In July 1988, the Sweetbrook drainage basin on the South Shore of Staten Island was inundated with over 2.6 inches of water in a 24-hour period, two inches of which fell in a four-hour period. As a result, the area flooded, sweeping up 18 cars that were parked at a nearby apartment complex, piling them one on top of each other.

Since then, the New York City Department of Environmental Protection (NYCDEP) has made infrastructural changes to the area to prevent further flooding, but Alan Benimoff, a geology professor at the College of Staten Island (CSI) decided to find out why the area flooded in the first place. “I decided on my own to go back and see what caused that flooding,” Benimoff explains, “and I was amazed to see that there was a whole bunch of urbanization that took place, where they actually built a garden apartment complex on a stream bed…. I couldn’t believe it.”

Using Geographic Information System technology, which allowed him to analyze topographic maps and data on the basin from 1899, 1955, 1966, and 1981, Benimoff found that the area was covered with vegetation as late as 1966. “What they did,” he says, “was they just built on that [area] and when you remove the vegetation and replace it with asphalt and concrete, infiltration of the rain is reduced and runoff is increased. Since urbanization tends to decrease the lag time between rainfall and runoff, the water enters the stream quickly.” So, in essence, the flood was caused by the over-urbanization of the area.

Benimoff, who recently presented these findings at the annual meeting of the Geological Society of America, continues to study Staten Island’s South Shore and its flood potential, particularly with attention to the affects of future hurricanes on the area, says that he hope to share his findings, which were presented recently at the 119th Annual Meeting of The Geological Society of America, with NYCDEP officials to bolster that agency’s flood prevention efforts.

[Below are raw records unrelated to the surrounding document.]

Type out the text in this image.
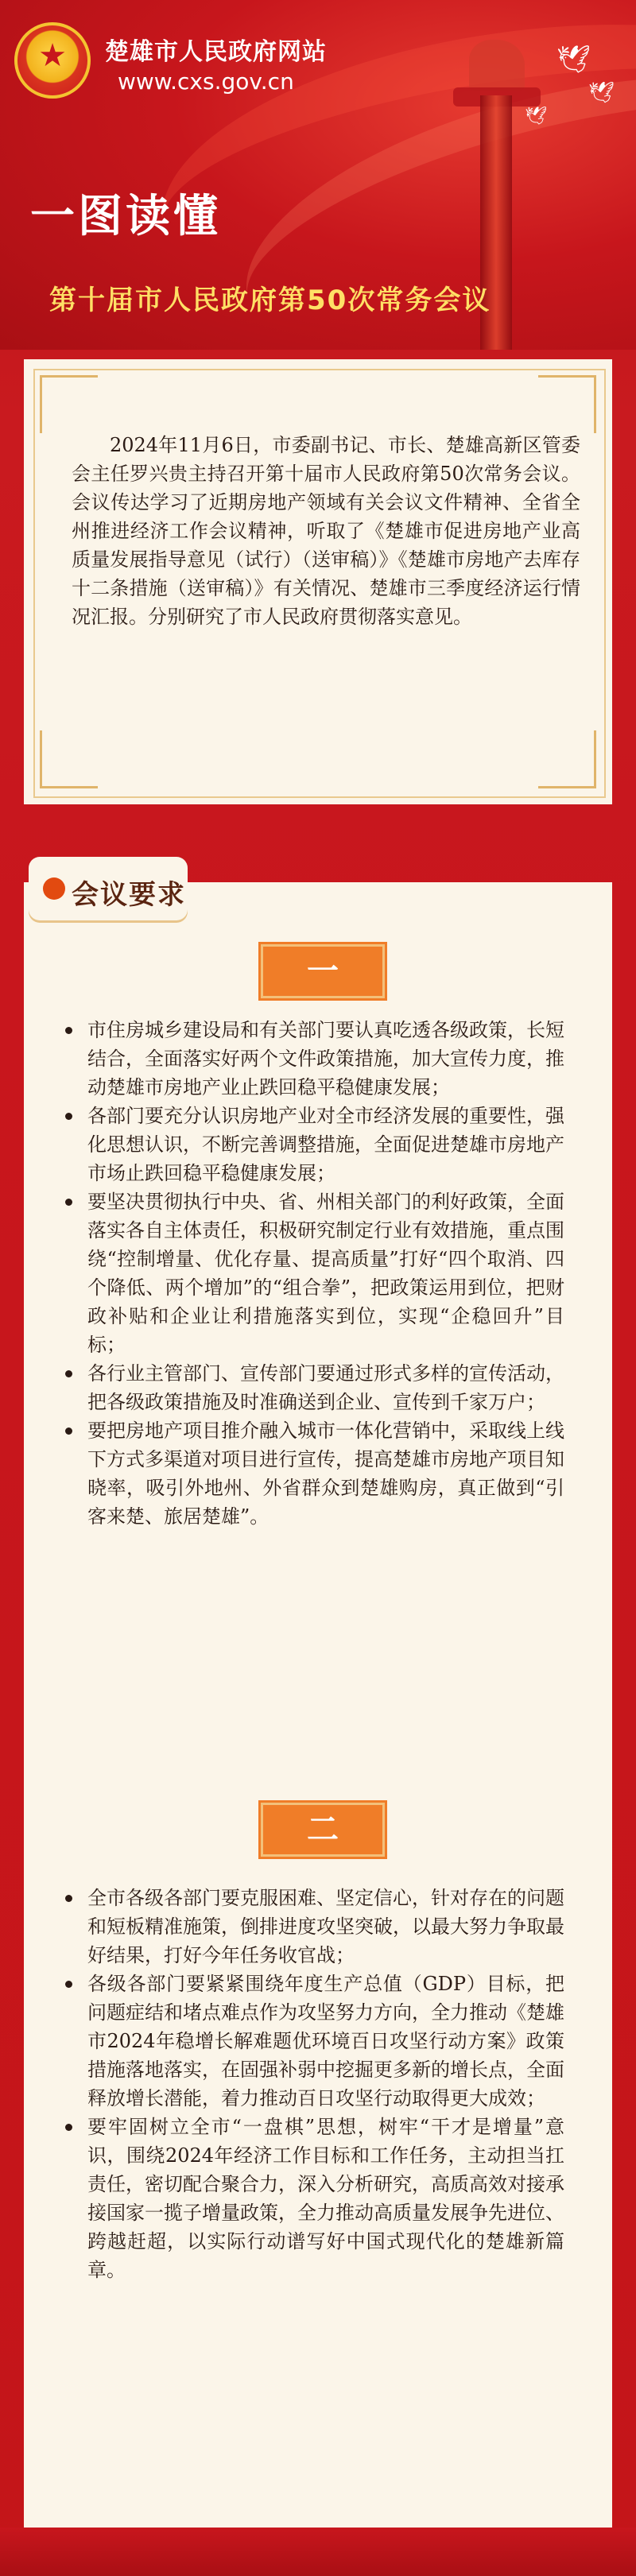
🕊
🕊
🕊
★	楚雄市人民政府网站
www.cxs.gov.cn
一图读懂
第十届市人民政府第50次常务会议
2024年11月6日，市委副书记、市长、楚雄高新区管委会主任罗兴贵主持召开第十届市人民政府第50次常务会议。会议传达学习了近期房地产领域有关会议文件精神、全省全州推进经济工作会议精神，听取了《楚雄市促进房地产业高质量发展指导意见（试行）（送审稿）》《楚雄市房地产去库存十二条措施（送审稿）》有关情况、楚雄市三季度经济运行情况汇报。分别研究了市人民政府贯彻落实意见。
会议要求
一
市住房城乡建设局和有关部门要认真吃透各级政策，长短结合，全面落实好两个文件政策措施，加大宣传力度，推动楚雄市房地产业止跌回稳平稳健康发展；
各部门要充分认识房地产业对全市经济发展的重要性，强化思想认识，不断完善调整措施，全面促进楚雄市房地产市场止跌回稳平稳健康发展；
要坚决贯彻执行中央、省、州相关部门的利好政策，全面落实各自主体责任，积极研究制定行业有效措施，重点围绕“控制增量、优化存量、提高质量”打好“四个取消、四个降低、两个增加”的“组合拳”，把政策运用到位，把财政补贴和企业让利措施落实到位，实现“企稳回升”目标；
各行业主管部门、宣传部门要通过形式多样的宣传活动，把各级政策措施及时准确送到企业、宣传到千家万户；
要把房地产项目推介融入城市一体化营销中，采取线上线下方式多渠道对项目进行宣传，提高楚雄市房地产项目知晓率，吸引外地州、外省群众到楚雄购房，真正做到“引客来楚、旅居楚雄”。
二
全市各级各部门要克服困难、坚定信心，针对存在的问题和短板精准施策，倒排进度攻坚突破，以最大努力争取最好结果，打好今年任务收官战；
各级各部门要紧紧围绕年度生产总值（GDP）目标，把问题症结和堵点难点作为攻坚努力方向，全力推动《楚雄市2024年稳增长解难题优环境百日攻坚行动方案》政策措施落地落实，在固强补弱中挖掘更多新的增长点，全面释放增长潜能，着力推动百日攻坚行动取得更大成效；
要牢固树立全市“一盘棋”思想，树牢“干才是增量”意识，围绕2024年经济工作目标和工作任务，主动担当扛责任，密切配合聚合力，深入分析研究，高质高效对接承接国家一揽子增量政策，全力推动高质量发展争先进位、跨越赶超，以实际行动谱写好中国式现代化的楚雄新篇章。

Another group that will benefit from Benimoff’s research will be his students at CSI. Benimoff notes that he will share his findings in the graduate course that he teaches on soils and geohydrology, which is part of the College’s Master’s program in Environmental Science. “I plan to use this [research] as a case study about how to deal with storm water management and how to avoid problems like this,” Benimoff says. Adding that many of his students will eventually graduate and move to other parts of the U.S., Benimoff stresses that this knowledge will help them to prevent flooding problems elsewhere.

Flood Research at CSI Fuels Education and Prevention.